While cloning humans is unpredictable, that’s because we’re still learning. As we learn, it’ll become less and less dangerous. And while it’s not practical, I can buy the idea that somatic cell nuclear transfer will be a mechanism to clone a human being at some point in the future.

You don’t need sex for that, but it’s producing a human. And that’s without getting into technologies like artificial wombs and such.

Of course, you don’t have to reach for futuristic technologies to show that sex and reproduction are severed; you can look in the present with things like birth control.

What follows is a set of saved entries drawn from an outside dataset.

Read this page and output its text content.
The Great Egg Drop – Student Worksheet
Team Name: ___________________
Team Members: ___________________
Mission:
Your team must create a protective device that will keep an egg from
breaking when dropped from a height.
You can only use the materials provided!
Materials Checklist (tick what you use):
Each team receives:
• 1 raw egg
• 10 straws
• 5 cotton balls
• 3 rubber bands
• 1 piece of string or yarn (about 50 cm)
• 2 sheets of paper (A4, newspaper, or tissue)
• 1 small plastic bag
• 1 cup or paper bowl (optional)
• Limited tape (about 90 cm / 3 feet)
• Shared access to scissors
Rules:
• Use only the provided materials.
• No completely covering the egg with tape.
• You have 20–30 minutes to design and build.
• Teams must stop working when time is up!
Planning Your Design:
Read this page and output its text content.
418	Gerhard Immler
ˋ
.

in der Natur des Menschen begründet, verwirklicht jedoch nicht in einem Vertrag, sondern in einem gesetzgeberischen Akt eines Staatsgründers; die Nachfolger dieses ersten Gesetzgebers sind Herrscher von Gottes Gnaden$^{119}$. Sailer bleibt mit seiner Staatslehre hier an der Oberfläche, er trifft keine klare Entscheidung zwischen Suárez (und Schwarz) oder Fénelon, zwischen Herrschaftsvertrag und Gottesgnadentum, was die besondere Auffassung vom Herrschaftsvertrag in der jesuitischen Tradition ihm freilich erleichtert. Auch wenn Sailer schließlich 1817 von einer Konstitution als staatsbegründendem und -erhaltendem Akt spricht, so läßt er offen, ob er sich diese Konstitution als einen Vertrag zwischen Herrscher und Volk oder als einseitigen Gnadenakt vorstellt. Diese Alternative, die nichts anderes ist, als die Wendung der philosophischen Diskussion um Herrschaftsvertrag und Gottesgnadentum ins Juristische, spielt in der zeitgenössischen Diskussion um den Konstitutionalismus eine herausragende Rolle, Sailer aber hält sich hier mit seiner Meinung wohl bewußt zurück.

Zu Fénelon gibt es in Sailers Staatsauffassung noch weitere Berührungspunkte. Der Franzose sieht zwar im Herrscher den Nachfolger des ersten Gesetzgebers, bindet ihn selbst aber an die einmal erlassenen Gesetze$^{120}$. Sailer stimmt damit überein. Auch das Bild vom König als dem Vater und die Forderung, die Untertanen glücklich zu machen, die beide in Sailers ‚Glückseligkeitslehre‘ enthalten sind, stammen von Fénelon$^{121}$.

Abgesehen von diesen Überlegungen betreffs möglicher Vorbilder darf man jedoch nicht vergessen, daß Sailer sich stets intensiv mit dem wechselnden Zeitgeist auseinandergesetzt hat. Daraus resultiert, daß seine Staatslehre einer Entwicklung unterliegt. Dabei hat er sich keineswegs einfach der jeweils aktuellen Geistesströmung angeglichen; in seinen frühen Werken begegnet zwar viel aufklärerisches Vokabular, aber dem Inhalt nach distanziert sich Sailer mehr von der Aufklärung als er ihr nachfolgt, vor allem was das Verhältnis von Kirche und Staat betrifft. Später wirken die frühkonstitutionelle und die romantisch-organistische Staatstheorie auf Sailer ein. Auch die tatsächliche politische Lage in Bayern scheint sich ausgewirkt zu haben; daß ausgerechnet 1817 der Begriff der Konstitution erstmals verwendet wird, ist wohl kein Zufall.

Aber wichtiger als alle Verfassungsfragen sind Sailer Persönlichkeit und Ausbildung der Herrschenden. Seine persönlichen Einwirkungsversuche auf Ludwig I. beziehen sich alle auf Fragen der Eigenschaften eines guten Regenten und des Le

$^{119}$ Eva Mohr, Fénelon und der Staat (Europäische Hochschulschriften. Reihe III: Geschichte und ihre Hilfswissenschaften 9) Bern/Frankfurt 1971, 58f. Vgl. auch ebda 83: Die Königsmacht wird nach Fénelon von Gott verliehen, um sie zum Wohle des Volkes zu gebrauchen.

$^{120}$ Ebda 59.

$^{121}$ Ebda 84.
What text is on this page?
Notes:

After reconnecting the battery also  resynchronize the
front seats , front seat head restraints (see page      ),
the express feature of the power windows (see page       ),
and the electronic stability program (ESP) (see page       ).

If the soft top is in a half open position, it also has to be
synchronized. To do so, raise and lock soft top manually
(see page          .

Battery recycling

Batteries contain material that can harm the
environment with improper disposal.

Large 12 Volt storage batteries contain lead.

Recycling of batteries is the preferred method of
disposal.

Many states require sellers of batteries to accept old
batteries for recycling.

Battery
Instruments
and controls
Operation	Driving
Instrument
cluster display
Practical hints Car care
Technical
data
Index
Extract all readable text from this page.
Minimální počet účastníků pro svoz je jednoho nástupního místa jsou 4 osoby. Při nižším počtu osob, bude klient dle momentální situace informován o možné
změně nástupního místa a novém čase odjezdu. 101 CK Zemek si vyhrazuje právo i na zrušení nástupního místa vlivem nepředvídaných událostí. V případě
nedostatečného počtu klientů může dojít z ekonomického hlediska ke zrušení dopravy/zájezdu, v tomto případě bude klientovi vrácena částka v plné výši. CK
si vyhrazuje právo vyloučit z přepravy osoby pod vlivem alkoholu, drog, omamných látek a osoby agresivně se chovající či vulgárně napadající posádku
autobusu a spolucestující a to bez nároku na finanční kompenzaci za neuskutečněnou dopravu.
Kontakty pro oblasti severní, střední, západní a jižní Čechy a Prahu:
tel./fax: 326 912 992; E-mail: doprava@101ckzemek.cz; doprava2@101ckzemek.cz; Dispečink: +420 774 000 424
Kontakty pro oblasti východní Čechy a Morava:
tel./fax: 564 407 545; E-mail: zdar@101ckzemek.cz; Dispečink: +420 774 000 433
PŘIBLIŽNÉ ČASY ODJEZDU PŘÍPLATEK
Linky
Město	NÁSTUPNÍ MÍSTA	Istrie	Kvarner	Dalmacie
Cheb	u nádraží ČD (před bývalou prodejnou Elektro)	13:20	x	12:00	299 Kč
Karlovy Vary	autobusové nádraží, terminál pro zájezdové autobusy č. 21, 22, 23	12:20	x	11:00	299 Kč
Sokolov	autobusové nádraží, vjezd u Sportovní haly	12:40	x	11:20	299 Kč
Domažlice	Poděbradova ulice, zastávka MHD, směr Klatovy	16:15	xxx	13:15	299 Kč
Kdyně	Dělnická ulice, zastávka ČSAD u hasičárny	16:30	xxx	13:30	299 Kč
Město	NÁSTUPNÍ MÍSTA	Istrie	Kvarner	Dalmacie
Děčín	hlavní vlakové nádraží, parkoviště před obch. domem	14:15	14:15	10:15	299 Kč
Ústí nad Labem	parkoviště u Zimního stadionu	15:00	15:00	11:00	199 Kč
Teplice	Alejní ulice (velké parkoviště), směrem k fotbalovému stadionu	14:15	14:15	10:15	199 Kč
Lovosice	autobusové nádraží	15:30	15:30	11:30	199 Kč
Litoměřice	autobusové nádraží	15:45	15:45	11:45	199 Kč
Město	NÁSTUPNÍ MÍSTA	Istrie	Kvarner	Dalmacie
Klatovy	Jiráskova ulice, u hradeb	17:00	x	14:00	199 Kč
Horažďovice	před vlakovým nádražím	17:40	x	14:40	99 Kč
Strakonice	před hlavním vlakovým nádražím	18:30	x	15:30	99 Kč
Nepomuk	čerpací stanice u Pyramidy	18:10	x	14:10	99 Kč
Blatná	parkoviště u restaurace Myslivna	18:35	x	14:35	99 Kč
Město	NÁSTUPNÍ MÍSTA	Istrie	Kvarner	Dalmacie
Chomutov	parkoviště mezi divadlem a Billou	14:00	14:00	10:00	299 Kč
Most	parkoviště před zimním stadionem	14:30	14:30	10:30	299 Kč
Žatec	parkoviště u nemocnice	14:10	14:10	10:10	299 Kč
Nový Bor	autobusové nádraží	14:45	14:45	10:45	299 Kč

Birth control has almost fully split sex from reproduction. In the future, I would not be surprised to see sex and reproduction completely severed.

Now, some might argue that such technologies are “unnatural.” I’d argue that the term “unnatural” applies only to things that can’t exist in nature, like faster than light travel and communication. I’d argue that using “unnatural” as an application to anything humans do is a value judgment, not a statement of objective truth since humans are not separate from nature and we have to act within the confines nature gave us. Just because we can argue the ethics of a particular situation doesn’t make it “unnatural.” Nature is just fine with it — if it weren’t, we wouldn’t be able to do it.

That includes birth control and abortion.